There is one thing that you can "see" when you have a surface embedded in $R^3$. Namelly, the moduli space of conformal (complex) structures on a surface of genus $g$, $g>0$ is non-compact. If you take in $R^3$ a surface that has a very long cylinder inside of it, such that the circle generated by it on the surface is not contractible, then in the moduli space of complex curves you get a point "close to its boundary". The longer the cylinder close you get to the boundary. En example will be a long and thin torus.
Considering such pictures you will be able to viualise at least points of the moduli space that are the most close to the boundary in the case of arbirtary genus.
Over thing you could destinguish are complex curves that admit an anti-holomorphic involution - just take a surface in $R^3$ symmetric with respect the $x,y$ plane.
As for small deformation of the sphere, unfotrunatelly I don't think it will be any easier to "see" that it is the same as on any other sphere. You will need PDE to prove it.
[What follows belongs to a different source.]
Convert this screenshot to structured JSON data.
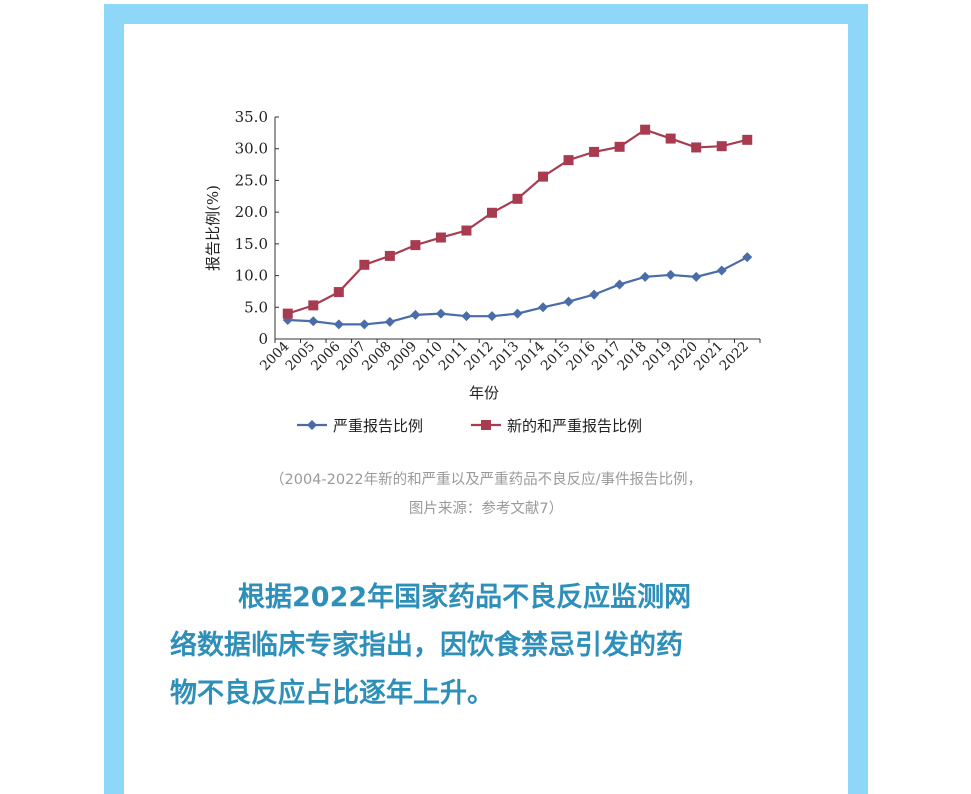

Even to prove that it has a holomorphic sturcture you will need to know that for any metric on a 2-dimesnional surface you have local isotermal coordinates, where it looks as $f(x,y)(dx^2+dy^2)$f(x,y)(dx^2+dy^2)$.
By Pogorelov's theorem every sphere with positive Gauss curvature can be emdedded isometrically in R^3. So a sphere close to a unite sphere is just a sphere whose curvature is approximatively 1. Knowing this does not make it any easier for you to know that the conformal structure on this sphere is standard, according to what I understand.